Pilzinfektion: Maßnahmen

Die erfolgversprechende Entfernung von Hautpilz ist in der Regel einfach. Betroffene Hautpartien regelmäßig mit einem geeigneten Desinfektionsmittel bzw. Antimykotikum einsprühen oder eincremen, trocken halten und lange genug durchhalten. Denn der Erfolg stellt sich nicht schon nach wenigen Behandlungszyklen ein. Auch wenn es juckt: auf keinen Fall kratzen, denn dadurch wird die Haut zusätzlich verletzt und der Pilz nistet sich noch tiefer in der Haut ein.

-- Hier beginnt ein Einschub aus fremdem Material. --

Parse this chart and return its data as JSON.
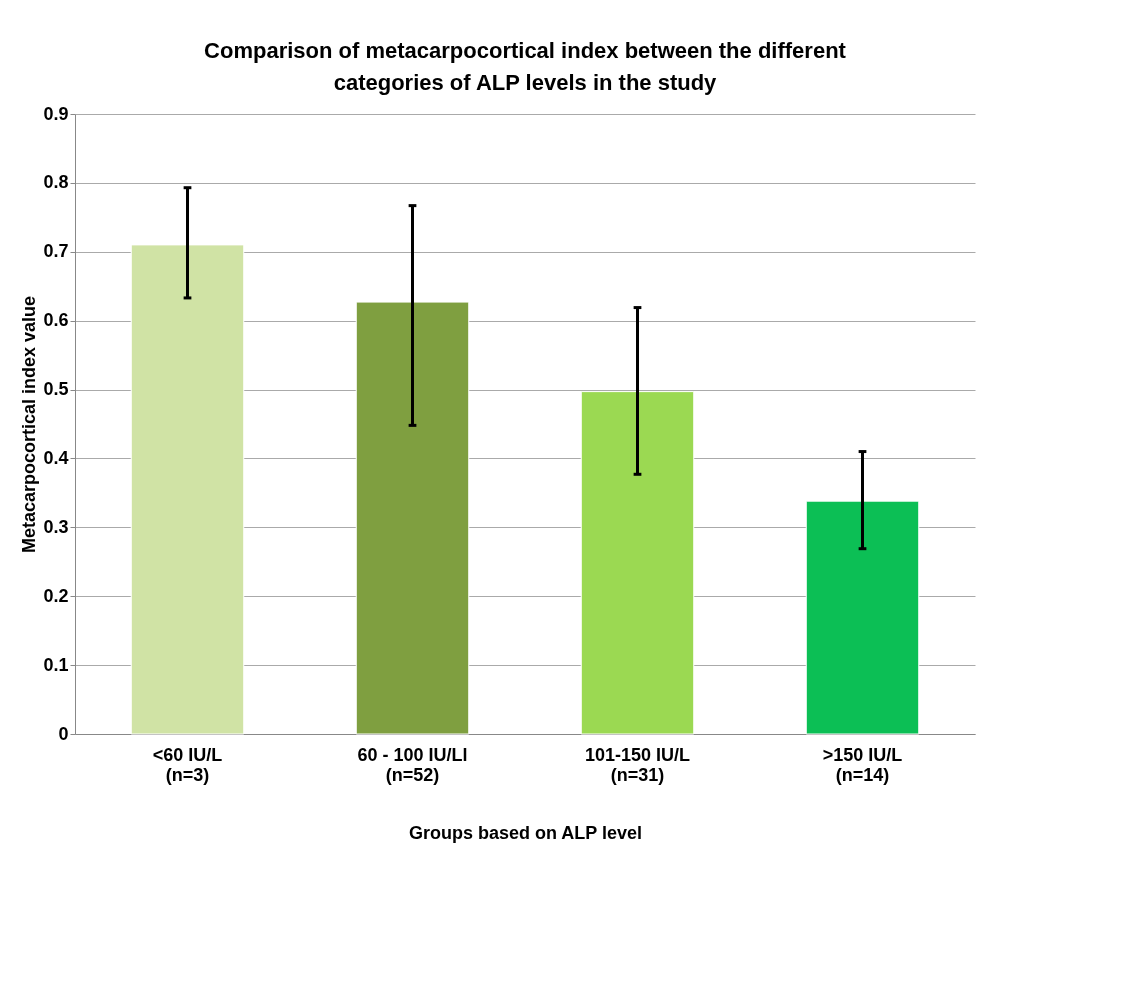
{
  "chart_data": {
    "type": "bar",
    "title": "Comparison of metacarpocortical index between the different categories of ALP levels in the study",
    "xlabel": "Groups based on ALP level",
    "ylabel": "Metacarpocortical index value",
    "categories": [
      "<60 IU/L\n(n=3)",
      "60 - 100 IU/Ll\n(n=52)",
      "101-150 IU/L\n(n=31)",
      ">150 IU/L\n(n=14)"
    ],
    "values": [
      0.71,
      0.627,
      0.497,
      0.338
    ],
    "colors": [
      "#d0e3a5",
      "#7f9f40",
      "#9bd952",
      "#0cbf55"
    ],
    "errors": [
      [
        0.633,
        0.793
      ],
      [
        0.448,
        0.767
      ],
      [
        0.377,
        0.619
      ],
      [
        0.269,
        0.41
      ]
    ],
    "ylim": [
      0,
      0.9
    ],
    "yticks": [
      0,
      0.1,
      0.2,
      0.3,
      0.4,
      0.5,
      0.6,
      0.7,
      0.8,
      0.9
    ],
    "grid": "y"
  }
}
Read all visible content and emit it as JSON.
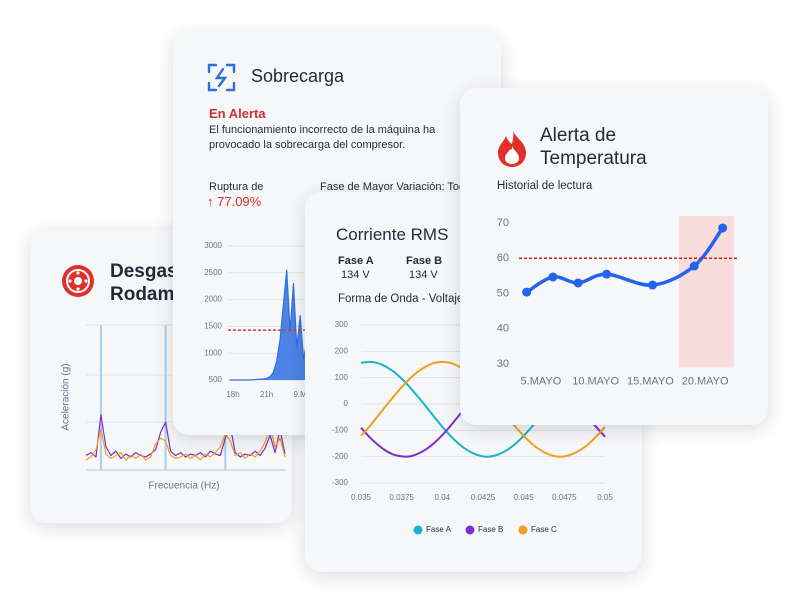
{
  "cards": [
    {
      "title": "Desgaste de Rodamiento"
    },
    {
      "title": "Sobrecarga",
      "status": "En Alerta",
      "description": "El funcionamiento incorrecto de la máquina ha provocado la sobrecarga del compresor.",
      "kpi_label": "Ruptura de",
      "kpi_value": "77.09%",
      "kpi2_label": "Fase de Mayor Variación: Todo"
    },
    {
      "title": "Corriente RMS",
      "phases": [
        {
          "name": "Fase A",
          "value": "134 V"
        },
        {
          "name": "Fase B",
          "value": "134 V"
        }
      ]
    },
    {
      "title": "Alerta de Temperatura"
    }
  ],
  "chart_data": [
    {
      "type": "line",
      "x_label": "Frecuencia (Hz)",
      "y_label": "Aceleración (g)",
      "xlim": [
        0,
        100
      ],
      "ylim": [
        0,
        1
      ],
      "x": [
        0,
        2.5,
        5,
        7.5,
        10,
        12.5,
        15,
        17.5,
        20,
        22.5,
        25,
        27.5,
        30,
        32.5,
        35,
        37.5,
        40,
        42.5,
        45,
        47.5,
        50,
        52.5,
        55,
        57.5,
        60,
        62.5,
        65,
        67.5,
        70,
        72.5,
        75,
        77.5,
        80,
        82.5,
        85,
        87.5,
        90,
        92.5,
        95,
        97.5,
        100
      ],
      "markers": [
        7.5,
        40,
        70
      ],
      "marker_color": "#a9cdf2",
      "series": [
        {
          "color": "#7b2fd0",
          "values": [
            0.1,
            0.12,
            0.09,
            0.38,
            0.16,
            0.1,
            0.13,
            0.08,
            0.11,
            0.09,
            0.12,
            0.1,
            0.09,
            0.11,
            0.14,
            0.26,
            0.33,
            0.13,
            0.1,
            0.12,
            0.09,
            0.11,
            0.1,
            0.12,
            0.09,
            0.13,
            0.11,
            0.1,
            0.22,
            0.3,
            0.12,
            0.09,
            0.11,
            0.1,
            0.13,
            0.1,
            0.15,
            0.24,
            0.12,
            0.28,
            0.11
          ]
        },
        {
          "color": "#f0a020",
          "values": [
            0.07,
            0.09,
            0.14,
            0.28,
            0.11,
            0.08,
            0.1,
            0.12,
            0.07,
            0.1,
            0.08,
            0.11,
            0.07,
            0.09,
            0.18,
            0.22,
            0.2,
            0.1,
            0.08,
            0.09,
            0.11,
            0.08,
            0.1,
            0.07,
            0.11,
            0.09,
            0.12,
            0.16,
            0.25,
            0.2,
            0.1,
            0.12,
            0.08,
            0.11,
            0.09,
            0.13,
            0.19,
            0.3,
            0.16,
            0.22,
            0.09
          ]
        }
      ]
    },
    {
      "type": "area",
      "color": "#2f6fe0",
      "grid": true,
      "xlim": [
        -0.15,
        7
      ],
      "ylim": [
        500,
        3000
      ],
      "yticks": [
        3000,
        2500,
        2000,
        1500,
        1000,
        500
      ],
      "xticks": [
        {
          "value": 0,
          "label": "18h"
        },
        {
          "value": 1,
          "label": "21h"
        },
        {
          "value": 2,
          "label": "9.M"
        }
      ],
      "threshold": 1430,
      "threshold_color": "#d33a3a",
      "x": [
        -0.1,
        0,
        0.1,
        0.2,
        0.3,
        0.4,
        0.5,
        0.6,
        0.7,
        0.8,
        0.9,
        1,
        1.1,
        1.2,
        1.3,
        1.4,
        1.5,
        1.6,
        1.7,
        1.8,
        1.9,
        2,
        2.1,
        2.2
      ],
      "values": [
        500,
        500,
        500,
        500,
        500,
        500,
        500,
        505,
        510,
        515,
        520,
        530,
        560,
        640,
        850,
        1250,
        1900,
        2550,
        1400,
        2300,
        1100,
        1700,
        900,
        1200
      ]
    },
    {
      "type": "line",
      "title": "Forma de Onda - Voltaje",
      "grid": true,
      "legend": "bottom",
      "smooth": true,
      "xlim": [
        0.035,
        0.05
      ],
      "ylim": [
        -300,
        300
      ],
      "yticks": [
        300,
        200,
        100,
        0,
        -100,
        -200,
        -300
      ],
      "xticks": [
        0.035,
        0.0375,
        0.04,
        0.0425,
        0.045,
        0.0475,
        0.05
      ],
      "x": [
        0.035,
        0.0355,
        0.036,
        0.0365,
        0.037,
        0.0375,
        0.038,
        0.0385,
        0.039,
        0.0395,
        0.04,
        0.0405,
        0.041,
        0.0415,
        0.042,
        0.0425,
        0.043,
        0.0435,
        0.044,
        0.0445,
        0.045,
        0.0455,
        0.046,
        0.0465,
        0.047,
        0.0475,
        0.048,
        0.0485,
        0.049,
        0.0495,
        0.05
      ],
      "series": [
        {
          "name": "Fase A",
          "color": "#19b2c8",
          "values": [
            156,
            160,
            156,
            143,
            123,
            96,
            64,
            28,
            -10,
            -49,
            -87,
            -121,
            -151,
            -174,
            -190,
            -199,
            -199,
            -190,
            -174,
            -151,
            -121,
            -87,
            -49,
            -10,
            28,
            64,
            96,
            123,
            143,
            156,
            160
          ]
        },
        {
          "name": "Fase B",
          "color": "#7b2fd0",
          "values": [
            -90,
            -124,
            -153,
            -176,
            -192,
            -199,
            -199,
            -189,
            -172,
            -148,
            -118,
            -83,
            -45,
            -7,
            32,
            67,
            99,
            126,
            145,
            157,
            160,
            155,
            142,
            121,
            94,
            61,
            25,
            -14,
            -53,
            -90,
            -124
          ]
        },
        {
          "name": "Fase C",
          "color": "#f0a020",
          "values": [
            -121,
            -87,
            -49,
            -10,
            28,
            64,
            96,
            123,
            143,
            156,
            160,
            156,
            143,
            123,
            96,
            64,
            28,
            -10,
            -49,
            -87,
            -121,
            -151,
            -174,
            -190,
            -199,
            -199,
            -190,
            -174,
            -151,
            -121,
            -87
          ]
        }
      ]
    },
    {
      "type": "line",
      "title": "Historial de lectura",
      "color": "#2563eb",
      "points": true,
      "smooth": true,
      "xlim": [
        3,
        23
      ],
      "ylim": [
        29,
        72
      ],
      "yticks": [
        70,
        60,
        50,
        40,
        30
      ],
      "xticks": [
        {
          "value": 5,
          "label": "5.MAYO"
        },
        {
          "value": 10,
          "label": "10.MAYO"
        },
        {
          "value": 15,
          "label": "15.MAYO"
        },
        {
          "value": 20,
          "label": "20.MAYO"
        }
      ],
      "threshold": 60,
      "threshold_color": "#c62828",
      "highlight": [
        17.6,
        22.6
      ],
      "highlight_color": "#f9dcdc",
      "x": [
        3.7,
        6.1,
        8.4,
        11,
        15.2,
        19,
        21.6
      ],
      "values": [
        50.4,
        54.7,
        53,
        55.5,
        52.4,
        57.8,
        68.6
      ]
    }
  ]
}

Nicht so einfach ist die Behandlung einer Nagelpilzinfektion. Hier muss erst einmal der befallene, abgestorbene Bereich des Nagels gründlich entfernt werden. Dies geschieht durch Abschneiden und Abfeilen. Allerdings darf der Bereich nicht schmerzen oder bluten. Der Sinn der Maßnahme liegt darin, dass das täglich (mehrfach) aufzubringende Antimykotikum tief in die befallenen Bereiche eindringen kann.
Dazu eignen sich eher Flüssigkeiten. Cremes allein sind hier nicht zu bevorzugen. In einigen, wenigen Fällen können auch spezielle Nagellacke, welche die infizierten Stellen vollkommen einschließen, zum Erfolg führen.
Eine innerliche Behandlung kann mit Tabletten vorgenommen werden. Wirkstoffe wie Terbinafin, Itraconazol, Fluconazol oder Griseofulvin versprechen eine Heilungschance von rund 80%, wobei eine begleitende äußerliche Behandlung empfehlenswert ist. Nachteil: die möglichen Nebenwirkungen der innerlichen Anwendung sind u.U. problematisch für Leber und Nieren. Während der Einnahme sollten Blutbild und Leberwerte regelmäßig überprüft werden.

Angesichts der zu erwartenden Nebenwirkungen sollten jedoch zuvor alle Möglichkeiten einer verträglichen, äußerlichen Behandlung in Erwägung gezogen werden. Hierzu muss der Patient allerdings sehr viel Geduld aufbringen, denn je nach Stärke des Befalls kann eine Ausheilung erst nach ein bis zwei Jahren erwartet werden, vorausgesetzt, das richtige Mittel kommt zum Einsatz.

Mittel gegen Pilze

Wo liegt die Problematik bei einer eigentlich harmlosen Pilzinfektion? Aus purer Verzweifelung versuchen sich immer mehr Menschen in der Anwendung von Hausmitteln wie hochprozentigem Alkohol, reinen ätherischen Ölen oder sogar Essigessenz (ca. 25%ig). Auch wenn hiermit möglicherweise mittelfristig eine Erleichterung herbeizuführen ist, eine völlige Entfernung des Pilzes ist mit solchen Methoden in den meisten Fällen absolut ausgeschlossen. Und hochkonzentrierte ätherische Öle können fürchterliche Nebenreaktionen wie Allergien hervorrufen, Essigessenz ist bereits schon eine relativ starke Säure – zu stark für die Haut.

Der Grund für das Versagen liegt im wesentlichen in der Bildung von Pilzsporen, einer hochresistenten Überlebensform. Sie igeln sich lange ein, ohne abgetötet zu werden. Wenn die äußeren Lebensbedingungen sich wieder zu bessern scheinen, dann werden sie wieder aktiv und bilden neue Fadenpilze aus. Das Ganze geht von vorne los.

Die meisten Produkte gegen Nagelpilz und auch Desinfektionsmittel auf Basis von reinem Alkohol töten diese Sporen nicht ab (keine sporozide Wirkung) und sind somit langfristig nicht sehr wirksam.